Article authors and commenters on conservative blogs and news sites often make a lot of true and useful points. "Cap-and-Trade legislation would cost the economy trillions," "The way to lower gas prices is to drill here, drill now," and so forth. But most of them suffer from two basic errors.
One is a fundamental lack in the overwhelming majority of the articles and comments. They tend to focus chiefly on near-term 'practical' consequences, to the exclusion of broader ideas. Many talk about how expensive something will be. Some even go so far as to decry the bureaucracy that always accompanies legislation. (Agencies fill in the details, not legislators.) Few talk about how wrong it is to restrict freedom of action in the first place.
It's demonstrable, for example, that forcing businesses to cap CO2 emissions will result in higher costs for them and higher prices for their customers. Even those in favor of such schemes acknowledge that. Some point out the crazy patchwork quilt of regulations that will result, producing a chilling of business productivity.
But conservatives and those sympathetic to them too often minimize the key word in the first sentence of that paragraph: force. They rarely point out that, whatever the consequences, the result has been achieved by government coercion. They don't cry out that the government has no right to be meddling here when no one's rights have been violated.
The problem with the approach of most conservatives goes still deeper.
In arguing over the likely causes and consequences of climate change, or any of a number of contemporary controversies, they overlook entirely whether anyone should be arguing over what laws to pass at all.
To focus on which side of the debate Congress should favor is to already hand that fetid cesspool the job of trying to clean up an alleged mess. This is simply another form of special interest lobbying that even the conservatives decry when it comes to actual Congressional lobbying.
Congress has no right to interfere in the free trade of rights-respecting businessmen.
Conservatives play into the hands of their opponents when they only try to sway politicians to produce the outcome they desire, against the so-called liberals who desire a different outcome. No one should be asking Congress to determine the outcome — because it doesn't have the right to even talk about the issues until someone's rights are threatened.
The error comes from (in many cases, implicitly) accepting the faux liberals' collectivist view of society — that we're all 'in this together', like some big family that has to vote on where to go on vacation. I'm riding in my own car, thank you very much, and I insist on my right to drive wherever I damn well please, provided I don't roll over your lawn.
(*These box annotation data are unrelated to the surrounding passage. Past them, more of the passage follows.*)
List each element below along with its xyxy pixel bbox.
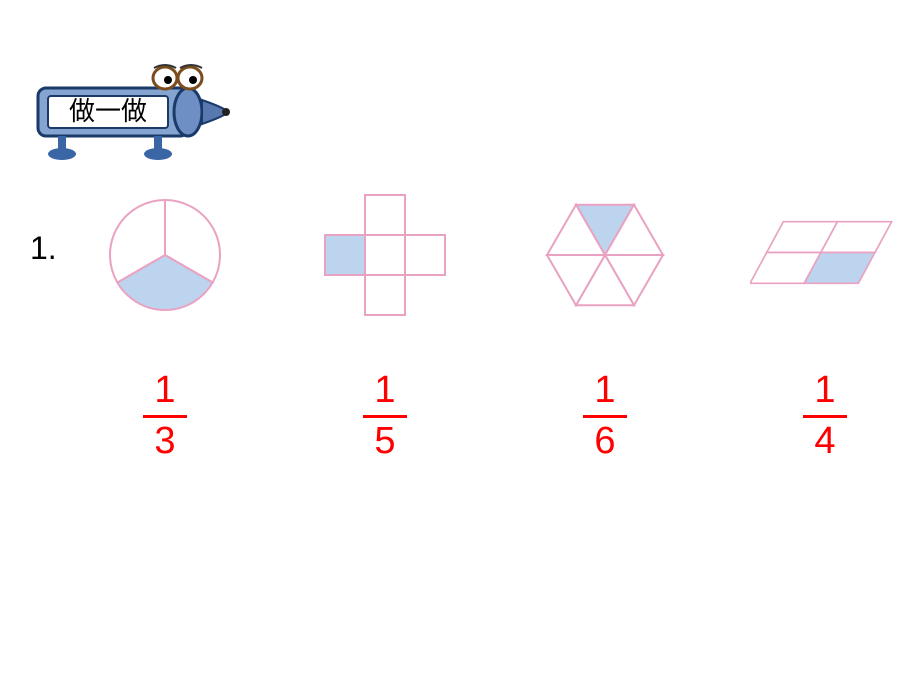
fraction-numerator: 1 — [588, 370, 621, 412]
fraction-3: 1 6 — [530, 370, 680, 463]
plus-fifths-svg — [315, 185, 455, 325]
circle-thirds-svg — [100, 190, 230, 320]
shape-plus-fifths — [310, 180, 460, 330]
fractions-row: 1 3 1 5 1 6 1 4 — [90, 370, 900, 463]
fraction-2: 1 5 — [310, 370, 460, 463]
mascot-end — [174, 88, 202, 136]
mascot-svg: 做一做 — [30, 60, 250, 170]
fraction-display: 1 6 — [583, 370, 627, 463]
fraction-bar — [583, 415, 627, 418]
fraction-display: 1 3 — [143, 370, 187, 463]
mascot-nose-tip — [222, 108, 230, 116]
hexagon-sixths-svg — [535, 185, 675, 325]
fraction-bar — [803, 415, 847, 418]
mascot-label-text: 做一做 — [69, 97, 147, 126]
fraction-numerator: 1 — [148, 370, 181, 412]
fraction-bar — [143, 415, 187, 418]
fraction-4: 1 4 — [750, 370, 900, 463]
shape-hexagon-sixths — [530, 180, 680, 330]
shapes-row — [90, 180, 900, 330]
fraction-numerator: 1 — [368, 370, 401, 412]
rhombus-quarters-svg — [750, 200, 900, 310]
shape-circle-thirds — [90, 180, 240, 330]
mascot-eyes — [153, 65, 202, 89]
fraction-bar — [363, 415, 407, 418]
fraction-denominator: 4 — [808, 421, 841, 463]
fraction-denominator: 6 — [588, 421, 621, 463]
problem-number: 1. — [30, 230, 57, 267]
fraction-1: 1 3 — [90, 370, 240, 463]
shape-rhombus-quarters — [750, 180, 900, 330]
fraction-denominator: 5 — [368, 421, 401, 463]
fraction-numerator: 1 — [808, 370, 841, 412]
fraction-denominator: 3 — [148, 421, 181, 463]
fraction-display: 1 5 — [363, 370, 407, 463]
mascot-feet — [48, 136, 172, 160]
mascot-header: 做一做 — [30, 60, 250, 175]
fraction-display: 1 4 — [803, 370, 847, 463]
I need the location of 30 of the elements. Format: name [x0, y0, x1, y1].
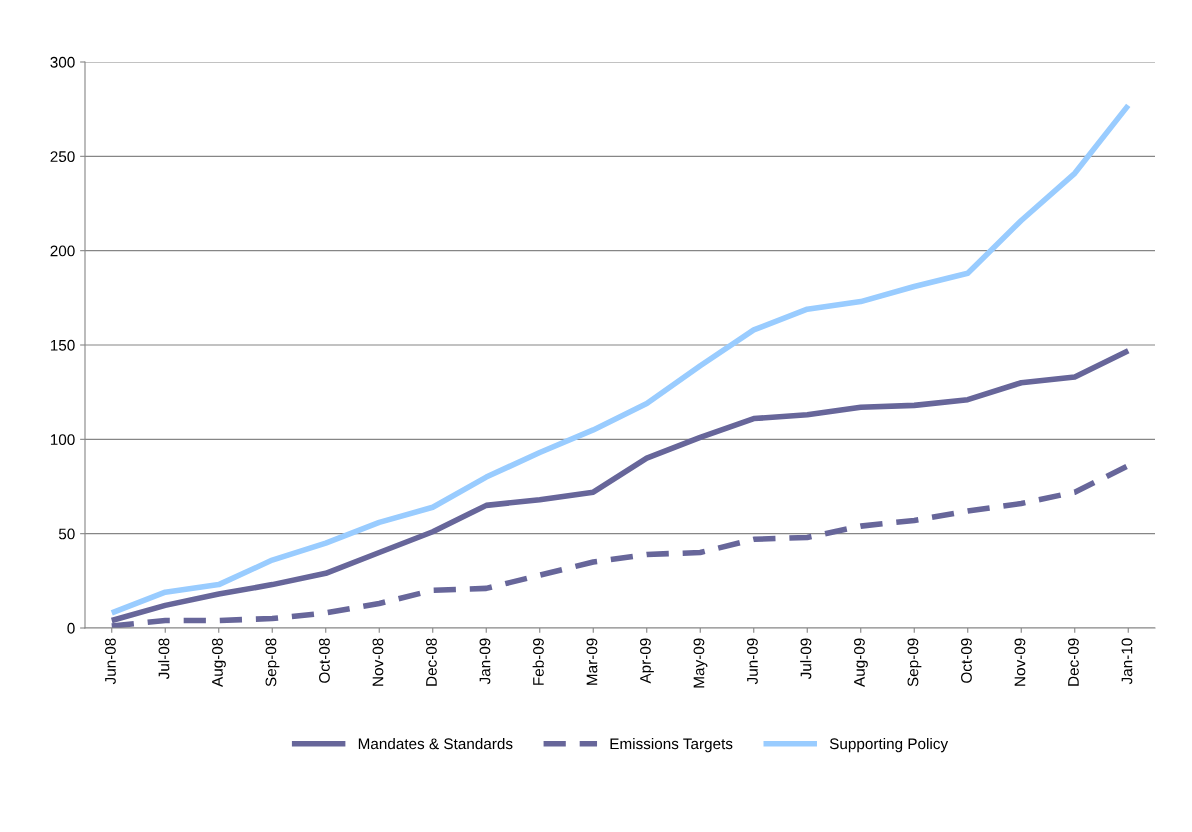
legend-label: Mandates & Standards [358, 737, 513, 750]
x-tick-label: Jun-09 [747, 638, 758, 685]
x-tick-label: Jul-09 [800, 638, 812, 680]
y-tick-label: 300 [50, 56, 75, 68]
x-tick-label: Oct-09 [961, 638, 972, 683]
legend-label: Emissions Targets [610, 737, 733, 753]
x-tick-label: Mar-09 [586, 638, 598, 685]
x-tick-label: Jan-09 [479, 638, 491, 685]
x-tick-label: Jul-08 [158, 638, 170, 680]
y-tick-label: 50 [58, 528, 75, 540]
x-tick-label: Dec-08 [426, 638, 437, 686]
x-tick-label: Aug-08 [212, 638, 226, 687]
x-tick-label: Nov-08 [372, 638, 384, 686]
x-tick-label: Oct-08 [319, 638, 330, 683]
y-tick-label: 200 [50, 245, 75, 257]
y-tick-label: 250 [50, 151, 75, 163]
x-tick-label: Sep-09 [907, 638, 922, 687]
x-tick-label: Nov-09 [1014, 638, 1026, 686]
legend-label: Supporting Policy [829, 737, 949, 753]
x-tick-label: Feb-09 [532, 638, 544, 685]
x-tick-label: Aug-09 [854, 638, 868, 687]
y-tick-label: 100 [50, 434, 75, 446]
y-tick-label: 0 [67, 622, 75, 634]
x-tick-label: Jan-10 [1121, 638, 1133, 685]
y-tick-label: 150 [50, 339, 75, 351]
x-tick-label: Dec-09 [1068, 638, 1079, 686]
x-tick-label: Sep-08 [265, 638, 280, 687]
x-tick-label: Apr-09 [640, 638, 654, 684]
x-tick-label: Jun-08 [105, 638, 116, 685]
x-tick-label: May-09 [693, 638, 708, 688]
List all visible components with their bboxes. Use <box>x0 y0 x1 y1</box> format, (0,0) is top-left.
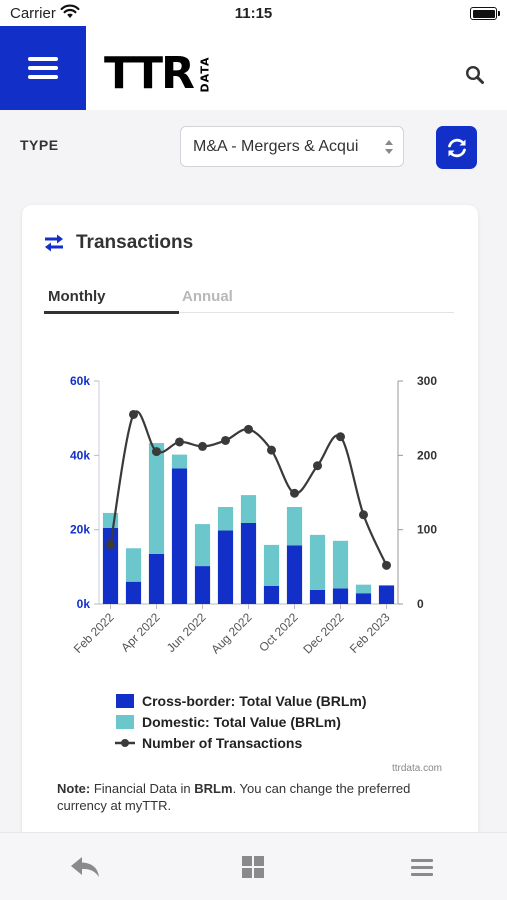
bar-segment <box>286 545 303 604</box>
transactions-point <box>359 510 368 520</box>
bar-segment <box>194 566 211 604</box>
bar-segment <box>171 454 188 469</box>
right-axis-tick-label: 200 <box>417 448 437 462</box>
transfer-arrows-icon <box>45 234 63 252</box>
note-text-2: . You can change the preferred currency … <box>57 781 411 813</box>
tab-monthly[interactable]: Monthly <box>48 288 106 305</box>
bar-segment <box>309 589 326 604</box>
transactions-point <box>336 432 345 442</box>
clock: 11:15 <box>234 5 273 22</box>
x-axis-tick-label: Feb 2022 <box>71 610 117 656</box>
back-button[interactable] <box>68 853 102 881</box>
grid-button[interactable] <box>236 853 270 881</box>
legend-label: Domestic: Total Value (BRLm) <box>142 714 341 730</box>
chart-credit: ttrdata.com <box>391 763 442 774</box>
transactions-chart: 0k 20k 40k 60k 0 100 200 300 Feb 2022 Apr 2022 Jun… <box>70 374 437 751</box>
type-filter-row: TYPE M&A - Mergers & Acqui <box>0 110 507 190</box>
type-select-value: M&A - Mergers & Acqui <box>193 138 359 155</box>
bar-segment <box>148 443 165 554</box>
legend-swatch <box>116 715 134 729</box>
select-arrows-icon <box>385 140 393 154</box>
left-axis-tick-label: 60k <box>70 374 90 388</box>
logo-tag: DATA <box>198 56 212 92</box>
bar-segment <box>263 585 280 604</box>
tab-annual[interactable]: Annual <box>182 288 233 305</box>
reply-arrow-icon <box>71 857 99 877</box>
status-bar: Carrier 11:15 <box>0 0 507 26</box>
right-axis-tick-label: 0 <box>417 597 424 611</box>
right-axis-tick-label: 300 <box>417 374 437 388</box>
x-axis-tick-label: Apr 2022 <box>118 610 163 655</box>
bottom-tab-bar <box>0 832 507 900</box>
bar-segment <box>217 506 234 531</box>
refresh-icon <box>447 138 466 157</box>
left-axis-tick-label: 0k <box>77 597 91 611</box>
legend-swatch <box>116 694 134 708</box>
transactions-point <box>198 441 207 451</box>
legend-label: Number of Transactions <box>142 735 302 751</box>
search-button[interactable] <box>465 65 485 85</box>
card-header: Transactions <box>44 231 193 255</box>
x-axis-tick-label: Aug 2022 <box>208 610 254 656</box>
bar-segment <box>171 468 188 604</box>
logo-text: TTR <box>104 48 195 99</box>
bar-segment <box>355 584 372 594</box>
carrier-label: Carrier <box>10 5 56 22</box>
transactions-point <box>313 461 322 471</box>
grid-icon <box>242 856 264 878</box>
bar-segment <box>148 553 165 604</box>
transactions-point <box>267 445 276 455</box>
bar-segment <box>286 506 303 546</box>
card-title: Transactions <box>76 232 194 253</box>
legend-marker <box>121 739 129 747</box>
transactions-point <box>382 560 391 570</box>
transactions-card: Transactions Monthly Annual 0k 20k 40k 60k 0… <box>22 205 478 845</box>
type-select[interactable]: M&A - Mergers & Acqui <box>180 126 404 167</box>
bar-segment <box>217 530 234 604</box>
menu-button[interactable] <box>0 26 86 110</box>
bar-segment <box>332 588 349 604</box>
transactions-point <box>290 488 299 498</box>
x-axis-tick-label: Jun 2022 <box>164 610 209 655</box>
transactions-point <box>106 540 115 550</box>
bar-segment <box>355 593 372 604</box>
battery-icon <box>470 7 500 20</box>
left-axis-tick-label: 40k <box>70 448 90 462</box>
period-tabs: Monthly Annual <box>44 285 454 314</box>
x-axis-tick-label: Feb 2023 <box>347 610 393 656</box>
transactions-point <box>152 447 161 457</box>
transactions-point <box>244 424 253 434</box>
transactions-point <box>221 435 230 445</box>
left-axis-tick-label: 20k <box>70 523 90 537</box>
transactions-point <box>129 409 138 419</box>
currency-note: Note: Financial Data in BRLm. You can ch… <box>57 780 457 814</box>
legend-label: Cross-border: Total Value (BRLm) <box>142 693 367 709</box>
right-axis-tick-label: 100 <box>417 523 437 537</box>
bar-segment <box>194 524 211 567</box>
list-menu-button[interactable] <box>405 853 439 881</box>
bar-segment <box>125 548 142 582</box>
wifi-icon <box>60 4 80 24</box>
app-header: TTR DATA <box>0 26 507 110</box>
refresh-button[interactable] <box>436 126 477 169</box>
bar-segment <box>125 581 142 604</box>
hamburger-icon <box>28 57 58 79</box>
type-label: TYPE <box>20 137 59 153</box>
active-tab-indicator <box>44 311 179 314</box>
bar-segment <box>263 544 280 586</box>
list-menu-icon <box>411 859 433 876</box>
bar-segment <box>240 495 257 523</box>
bar-segment <box>332 540 349 589</box>
transactions-point <box>175 437 184 447</box>
bar-segment <box>378 585 395 604</box>
bar-segment <box>240 522 257 604</box>
x-axis-tick-label: Dec 2022 <box>300 610 346 656</box>
note-text-1: Financial Data in <box>90 781 195 796</box>
note-unit: BRLm <box>194 781 233 796</box>
note-prefix: Note: <box>57 781 91 796</box>
bar-segment <box>309 534 326 590</box>
ttr-logo[interactable]: TTR DATA <box>104 52 223 96</box>
x-axis-tick-label: Oct 2022 <box>256 610 301 655</box>
search-icon <box>465 65 484 84</box>
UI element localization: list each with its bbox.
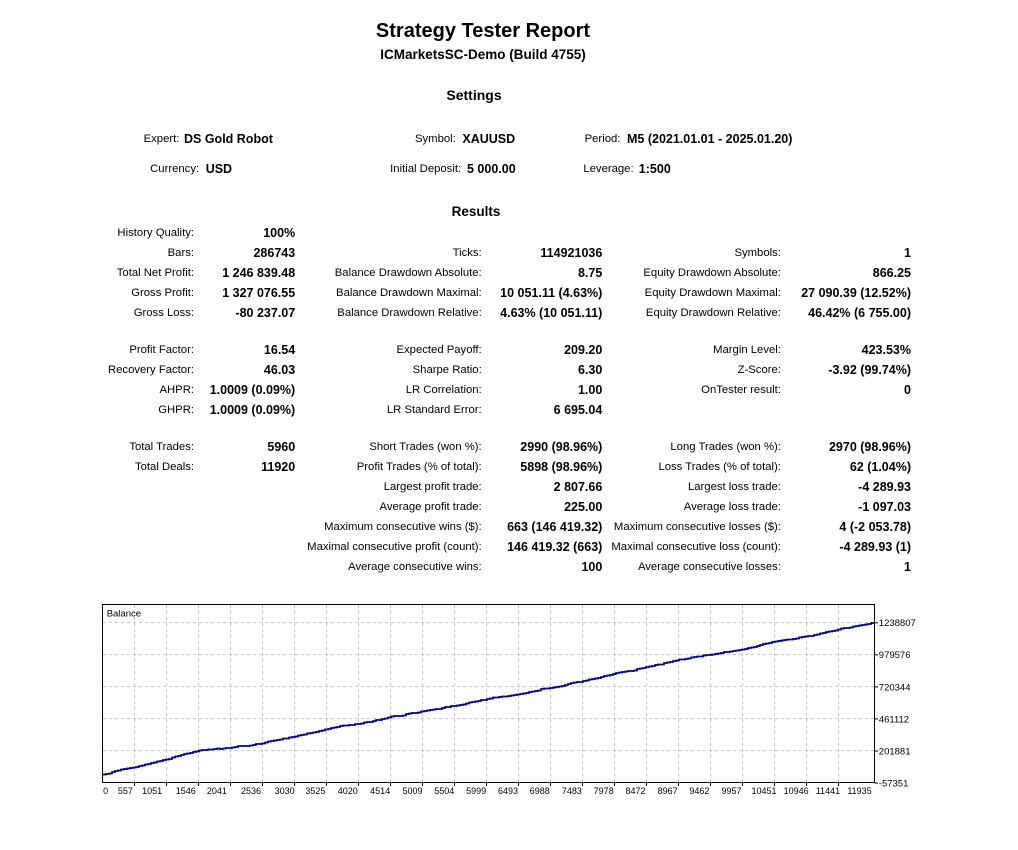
svg-text:10451: 10451 [751,786,776,796]
svg-text:979576: 979576 [879,650,911,661]
svg-text:1051: 1051 [142,786,162,796]
svg-text:8472: 8472 [625,786,645,796]
svg-text:11441: 11441 [816,786,840,796]
svg-text:7978: 7978 [594,786,614,796]
svg-text:Balance: Balance [107,608,141,619]
svg-text:7483: 7483 [562,786,582,796]
svg-text:1546: 1546 [176,786,196,796]
svg-text:-57351: -57351 [879,778,909,789]
svg-text:5009: 5009 [402,786,422,796]
svg-text:9957: 9957 [721,786,741,796]
svg-text:10946: 10946 [784,786,809,796]
svg-text:6988: 6988 [530,786,550,796]
svg-text:1238807: 1238807 [879,618,916,629]
svg-text:3525: 3525 [305,786,325,796]
svg-text:5999: 5999 [466,786,486,796]
svg-text:3030: 3030 [275,786,295,796]
svg-text:11935: 11935 [847,786,871,796]
svg-text:4514: 4514 [370,786,390,796]
svg-text:0: 0 [103,786,108,796]
svg-text:4020: 4020 [338,786,358,796]
svg-text:5504: 5504 [434,786,454,796]
svg-text:461112: 461112 [879,714,909,725]
svg-text:201881: 201881 [879,746,911,757]
svg-text:2536: 2536 [241,786,261,796]
svg-text:8967: 8967 [658,786,678,796]
svg-text:557: 557 [118,786,133,796]
svg-text:720344: 720344 [879,682,911,693]
svg-text:6493: 6493 [498,786,518,796]
svg-text:2041: 2041 [207,786,227,796]
svg-text:9462: 9462 [689,786,709,796]
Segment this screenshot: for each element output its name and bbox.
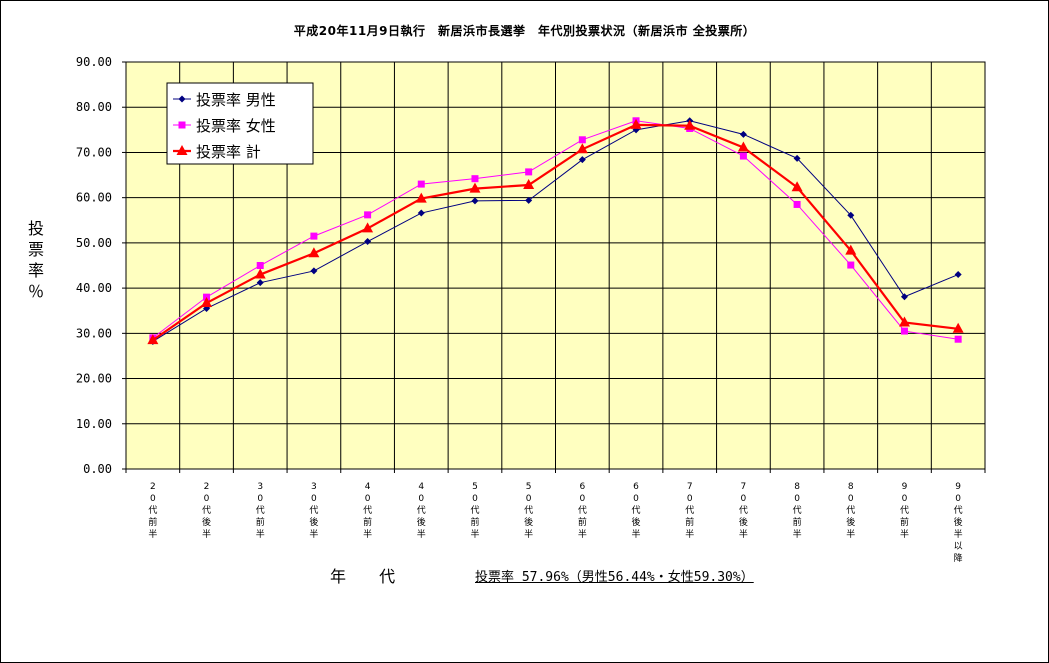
data-point <box>364 211 372 219</box>
x-tick-label: 2 0 代後半 <box>202 482 211 540</box>
data-point <box>525 168 533 176</box>
x-tick-label: 8 0 代後半 <box>846 482 855 540</box>
data-point <box>847 211 855 219</box>
series-line <box>152 120 959 340</box>
data-point <box>469 182 481 193</box>
data-point <box>523 179 535 190</box>
data-point <box>147 334 159 345</box>
x-tick-label: 7 0 代後半 <box>739 482 748 540</box>
turnout-summary: 投票率 57.96%（男性56.44%・女性59.30%） <box>475 570 754 585</box>
data-point <box>845 244 857 255</box>
x-tick-label: 4 0 代後半 <box>417 482 426 540</box>
data-point <box>364 238 372 246</box>
legend-label: 投票率 女性 <box>196 117 276 135</box>
data-point <box>471 197 479 205</box>
x-tick-label: 9 0 代前半 <box>900 482 909 540</box>
chart-title: 平成20年11月9日執行 新居浜市長選挙 年代別投票状況（新居浜市 全投票所） <box>293 24 756 38</box>
data-point <box>791 181 803 192</box>
y-axis-label-glyph: 投 <box>27 219 44 238</box>
data-point <box>952 322 964 333</box>
y-axis-label-glyph: ％ <box>27 282 44 301</box>
x-tick-label: 3 0 代後半 <box>309 482 318 540</box>
data-point <box>954 271 962 279</box>
data-point <box>415 192 427 203</box>
data-point <box>362 222 374 233</box>
x-axis-label: 年 代 <box>330 567 410 586</box>
data-point <box>847 261 855 269</box>
legend-marker <box>176 145 188 155</box>
x-tick-label: 3 0 代前半 <box>256 482 265 540</box>
y-tick-label: 30.00 <box>76 326 112 340</box>
x-tick-label: 8 0 代前半 <box>793 482 802 540</box>
legend-marker <box>178 95 186 103</box>
y-tick-label: 50.00 <box>76 236 112 250</box>
legend-label: 投票率 計 <box>196 143 261 161</box>
data-point <box>739 152 747 160</box>
y-tick-label: 90.00 <box>76 55 112 69</box>
legend-marker <box>178 121 186 129</box>
y-tick-label: 80.00 <box>76 100 112 114</box>
data-point <box>739 130 747 138</box>
x-tick-label: 5 0 代前半 <box>470 482 479 540</box>
data-point <box>900 327 908 335</box>
y-tick-label: 10.00 <box>76 417 112 431</box>
legend-label: 投票率 男性 <box>196 91 276 109</box>
data-point <box>630 118 642 129</box>
y-tick-label: 60.00 <box>76 191 112 205</box>
x-tick-label: 6 0 代前半 <box>578 482 587 540</box>
data-point <box>201 297 213 308</box>
x-tick-label: 9 0 代後半以降 <box>954 482 963 564</box>
data-point <box>417 209 425 217</box>
y-tick-label: 70.00 <box>76 145 112 159</box>
data-point <box>900 293 908 301</box>
x-tick-label: 5 0 代後半 <box>524 482 533 540</box>
data-point <box>310 267 318 275</box>
data-point <box>793 200 801 208</box>
data-point <box>254 268 266 279</box>
data-point <box>898 316 910 327</box>
data-point <box>737 141 749 152</box>
data-point <box>256 262 264 269</box>
data-point <box>576 143 588 154</box>
series-line <box>152 123 959 342</box>
data-point <box>308 247 320 258</box>
data-point <box>256 279 264 287</box>
data-point <box>954 335 962 343</box>
data-point <box>684 119 696 130</box>
x-tick-label: 6 0 代後半 <box>632 482 641 540</box>
x-tick-label: 2 0 代前半 <box>148 482 157 540</box>
y-axis-label: 投票率 ％ <box>26 218 46 302</box>
series-line <box>152 120 959 342</box>
data-point <box>525 196 533 204</box>
x-tick-label: 4 0 代前半 <box>363 482 372 540</box>
data-point <box>632 126 640 134</box>
data-point <box>471 175 479 183</box>
data-point <box>578 156 586 164</box>
y-axis-label-glyph: 票 <box>27 240 44 259</box>
y-tick-label: 0.00 <box>83 462 112 476</box>
legend-box <box>166 82 314 165</box>
data-point <box>417 180 425 188</box>
data-point <box>310 232 318 240</box>
y-tick-label: 20.00 <box>76 372 112 386</box>
data-point <box>793 154 801 162</box>
y-tick-label: 40.00 <box>76 281 112 295</box>
y-axis-label-glyph: 率 <box>27 261 44 280</box>
x-tick-label: 7 0 代前半 <box>685 482 694 540</box>
data-point <box>578 136 586 144</box>
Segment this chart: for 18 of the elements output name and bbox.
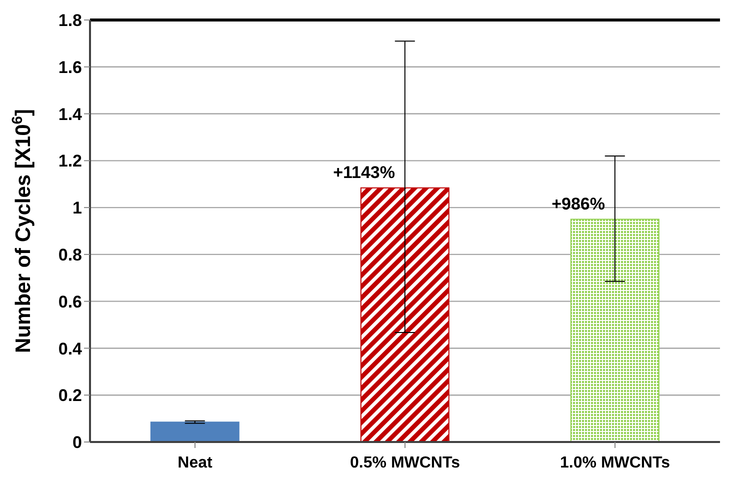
bar — [360, 187, 450, 442]
annotation: +986% — [552, 194, 605, 214]
x-tick-label: 0.5% MWCNTs — [350, 454, 460, 472]
y-tick-label: 0 — [72, 433, 82, 452]
x-tick-label: 1.0% MWCNTs — [560, 454, 670, 472]
y-tick-label: 0.8 — [58, 245, 82, 264]
y-tick-label: 1.8 — [58, 11, 82, 30]
y-tick-label: 1 — [72, 198, 82, 218]
y-tick-label: 0.2 — [58, 386, 82, 406]
y-tick-label: 0.4 — [58, 339, 83, 358]
y-tick-label: 1.4 — [58, 104, 83, 124]
bar — [150, 422, 240, 442]
y-tick-label: 1.2 — [58, 152, 82, 171]
y-tick-label: 0.6 — [58, 292, 82, 312]
annotation: +1143% — [333, 162, 395, 182]
y-tick-label: 1.6 — [58, 58, 82, 77]
bar — [570, 218, 660, 442]
x-tick-label: Neat — [178, 454, 214, 472]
Do individuals have the right to free speech? Absolutely. (Until Canadian values take over here, anyway.) Is it appropriate that people should make their views publicly known on issues that affect them? Yes, of course. The 'town hall' providing free and open debate is one of America's finest traditions.
But the attitude that "we should do this," and "they should do that" is all too rarely accompanied by, for example, "Exxon-Mobil has the right to extract oil from shale in Colorado, provided only that they've purchased the mineral rights." That purchase should be from someone who owns the land, which should not be "the people of Colorado," and most definitely not from the U.S. Government. The latter has no legitimate say in the issue, whatsoever.
It's the collective view, made worse by narrowing it to immediate practical consequences, that is at the bottom of much of these problems to begin with. It invariably leads to coercion and the violation of individual rights. Beware accepting your opponents' premises.